Markus dejó su copa. Había empezado a sospechar que todo eso podía tener que ver con Nathalie. Contra todo pronóstico, su primera reacción fue de alivio. Era la primera vez que le hablaban de ella. En ese preciso momento, Nathalie dejaba de ser una mera fantasía. Entraba en la parte real de su vida.
Charles prosiguió:
– La amo. ¿Sabe que la amo?
– Yo más que nada creo que ha bebido demasiado.
– ¿Y eso qué más da? La embriaguez no cambiará nada. Mi lucidez está aquí, y es muy real. Mi lucidez sobre todo lo que no soy. Al mirarlo a usted, me doy cuenta de hasta qué punto he fracasado en mi vida… hasta qué punto no he pasado de ser superficial, siempre en una renuncia permanente… Le parecerá una locura, pero le voy a decir algo que no le he dicho nunca a nadie: yo hubiera querido ser un artista… Sí, ya lo sé, es de lo más típico… pero de verdad, de pequeño me encantaba pintar barquitos… Era lo que me hacía más feliz… Tenía toda una colección de góndolas en miniatura… Me tiraba horas pintándolas… pintando con aplicación cada detalle… Cómo me hubiera gustado seguir pintando… Vivir mi vida en esa especie de frenesí del sosiego… Y en lugar de eso, me atiborro a Krisprolls todo el día… Y qué largos se me hacen los días… Son todos iguales… Y mi vida sexual… mi mujer… o sea, bueno, esa cosa… es que no tengo ni ganas de hablar de ello… Ahora me doy cuenta de todo eso… Lo veo a usted, y me doy cuenta…
Charles interrumpió de golpe su monólogo. Markus se sentía incómodo. Nunca es fácil recibir las confidencias de un desconocido, y menos aún cuando se trata de tu jefe. No le quedaba más que el humor para tratar de quitarle hierro a la situación:
– ¿Ha visto todo eso con sólo mirarme? ¿De verdad es ésa la impresión que le causo? En tan poco tiempo…
– Y además, tiene un gran sentido del humor. Es usted un genio, de verdad. Como antes Marx, como antes Einstein, ahora usted.
Markus no supo qué contestar a ese comentario algo exagerado. Por suerte, llegó el camarero:
– ¿Saben ya qué van a tomar?
– Sí, yo tomaré la carne -dijo Charles-. Muy poco hecha.
– Y yo el pescado.
– Muy bien, señores -dijo el camarero antes de retirarse.
No se había alejado ni dos metros cuando Charles volvió a llamarlo:
– He cambiado de idea, tomaré pescado yo también.
– Muy bien -dijo el camarero antes de irse.
Después de un silencio, Charles reconoció:
– He decidido hacerlo todo como usted.
– ¿Hacerlo todo como yo?
– Sí, como si fuera mi mentor.
– Pero ¿sabe?, no hay mucho que hacer para ser como yo.
– No estoy de acuerdo. Por ejemplo, su chaqueta. Creo que estaría bien que tuviera una igual. Debería vestirme como usted. Tiene un estilo único. Todo está muy pensado; se ve que usted no deja nada al azar. Y eso para las mujeres es importante. ¿A que sí, eh, a que sí?
– Pues… sí, no sé. Se la puedo prestar si quiere.
– ¡¿Lo ve?! Eso es típico de usted: es la amabilidad en persona. Le digo que me gusta su chaqueta, y, al momento, se ofrece a prestármela. Es tan bonito. Me doy cuenta de que yo no he prestado mis chaquetas lo suficiente. Durante toda mi vida, he sido un inmenso egoísta de la chaqueta.

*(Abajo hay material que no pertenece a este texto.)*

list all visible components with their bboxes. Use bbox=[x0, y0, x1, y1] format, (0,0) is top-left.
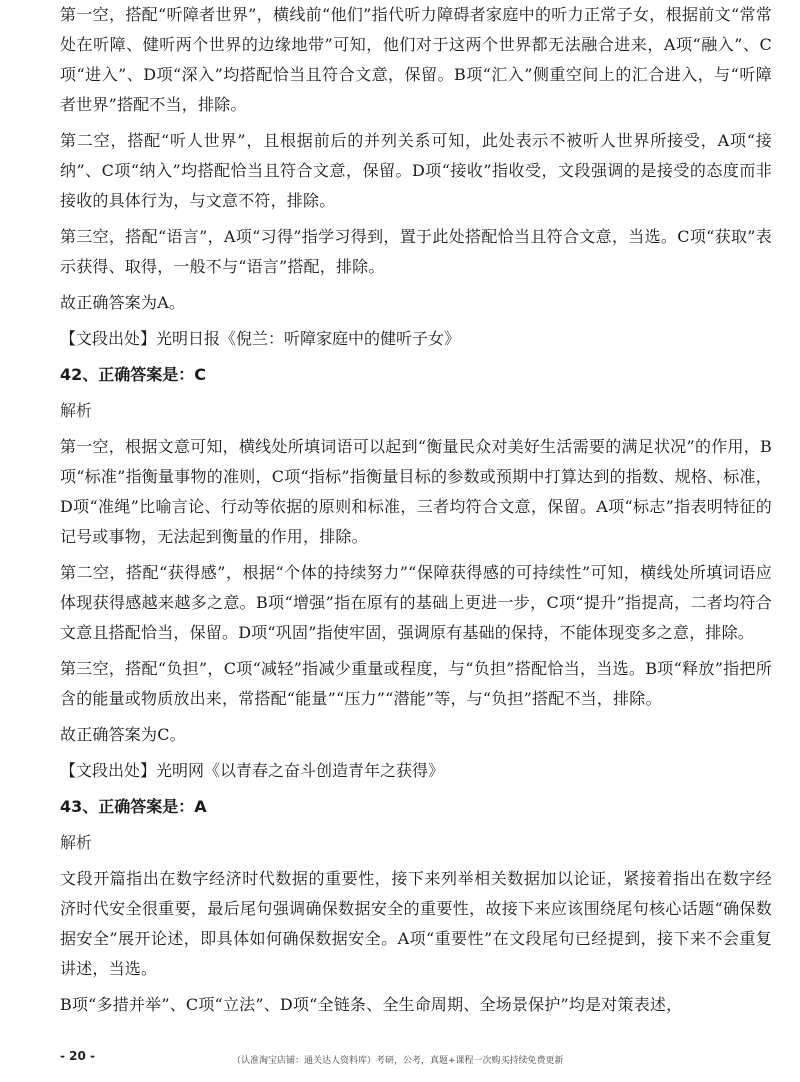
q41-paragraph-1: 第一空，搭配“听障者世界”，横线前“他们”指代听力障碍者家庭中的听力正常子女，根据前文“常常处在听障、健听两个世界的边缘地带”可知，他们对于这两个世界都无法融合进来，A项“融入”、C项“进入”、D项“深入”均搭配恰当且符合文意，保留。B项“汇入”侧重空间上的汇合进入，与“听障者世界”搭配不当，排除。 bbox=[60, 5, 772, 114]
footer-note: （认准淘宝店铺：通关达人资料库）考研，公考，真题+课程一次购买持续免费更新 bbox=[232, 1056, 564, 1066]
q43-paragraph-2: B项“多措并举”、C项“立法”、D项“全链条、全生命周期、全场景保护”均是对策表述， bbox=[60, 995, 683, 1014]
q42-analysis-label: 解析 bbox=[60, 401, 93, 420]
q41-source: 【文段出处】光明日报《倪兰：听障家庭中的健听子女》 bbox=[60, 329, 461, 348]
q42-paragraph-1: 第一空，根据文意可知，横线处所填词语可以起到“衡量民众对美好生活需要的满足状况”的作用，B项“标准”指衡量事物的准则，C项“指标”指衡量目标的参数或预期中打算达到的指数、规格、标准，D项“准绳”比喻言论、行动等依据的原则和标准，三者均符合文意，保留。A项“标志”指表明特征的记号或事物，无法起到衡量的作用，排除。 bbox=[60, 437, 772, 546]
document-page bbox=[60, 0, 772, 1026]
q43-analysis-label: 解析 bbox=[60, 833, 93, 852]
q41-paragraph-2: 第二空，搭配“听人世界”，且根据前后的并列关系可知，此处表示不被听人世界所接受，A项“接纳”、C项“纳入”均搭配恰当且符合文意，保留。D项“接收”指收受，文段强调的是接受的态度而非接收的具体行为，与文意不符，排除。 bbox=[60, 131, 772, 210]
q43-paragraph-1: 文段开篇指出在数字经济时代数据的重要性，接下来列举相关数据加以论证，紧接着指出在数字经济时代安全很重要，最后尾句强调确保数据安全的重要性，故接下来应该围绕尾句核心话题“确保数据安全”展开论述，即具体如何确保数据安全。A项“重要性”在文段尾句已经提到，接下来不会重复讲述，当选。 bbox=[60, 869, 772, 978]
q42-heading: 42、正确答案是：C bbox=[60, 365, 207, 384]
q42-source: 【文段出处】光明网《以青春之奋斗创造青年之获得》 bbox=[60, 761, 445, 780]
q41-answer: 故正确答案为A。 bbox=[60, 293, 186, 312]
q41-paragraph-3: 第三空，搭配“语言”，A项“习得”指学习得到，置于此处搭配恰当且符合文意，当选。C项“获取”表示获得、取得，一般不与“语言”搭配，排除。 bbox=[60, 227, 772, 276]
q42-paragraph-2: 第二空，搭配“获得感”，根据“个体的持续努力”“保障获得感的可持续性”可知，横线处所填词语应体现获得感越来越多之意。B项“增强”指在原有的基础上更进一步，C项“提升”指提高，二者均符合文意且搭配恰当，保留。D项“巩固”指使牢固，强调原有基础的保持，不能体现变多之意，排除。 bbox=[60, 563, 772, 642]
q42-answer: 故正确答案为C。 bbox=[60, 725, 186, 744]
q43-heading: 43、正确答案是：A bbox=[60, 797, 207, 816]
page-number: - 20 - bbox=[60, 1049, 96, 1063]
q42-paragraph-3: 第三空，搭配“负担”，C项“减轻”指减少重量或程度，与“负担”搭配恰当，当选。B项“释放”指把所含的能量或物质放出来，常搭配“能量”“压力”“潜能”等，与“负担”搭配不当，排除。 bbox=[60, 659, 772, 708]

Markus comprendió que todo lo que dijera sería considerado genial. El hombre sentado delante de él lo miraba con un filtro de admiración, por no decir de veneración. Para continuar con su análisis, Charles le pidió:
– Hábleme más de usted.
– Es que, si quiere que le diga la verdad, no suelo pensar mucho en quién soy.
– ¡Eso es! Mi problema es que pienso demasiado. Siempre me pregunto qué piensan los demás de mí. Debería ser más estoico.
– Para eso tendría que haber nacido en Suecia.
– ¡Ah! ¡Muy gracioso! Va a tener que enseñarme a ser así de gracioso. ¡Qué retranca tiene usted! ¡Voy a beber a su salud! ¿Le sirvo otra copa?
– No, creo que ya he bebido bastante.
– ¡Y qué dominio de sí mismo! Bueno, en eso decido no ser como usted. Me voy a conceder esta única licencia.
El camarero llegó entonces con los dos platos de pescado y les deseó buen provecho. Empezaron a comer. De pronto, Charles levantó la cabeza del plato.
– Soy un estúpido. Todo esto es ridículo.
– ¿El qué?
– Odio el pescado.
– Ah…
– Peor todavía.
– ¿Peor?
– Sí, soy alérgico al pescado.
– Está todo dicho. Nunca podré ser como usted. Nunca podré estar con Nathalie. Y todo por culpa del pescado.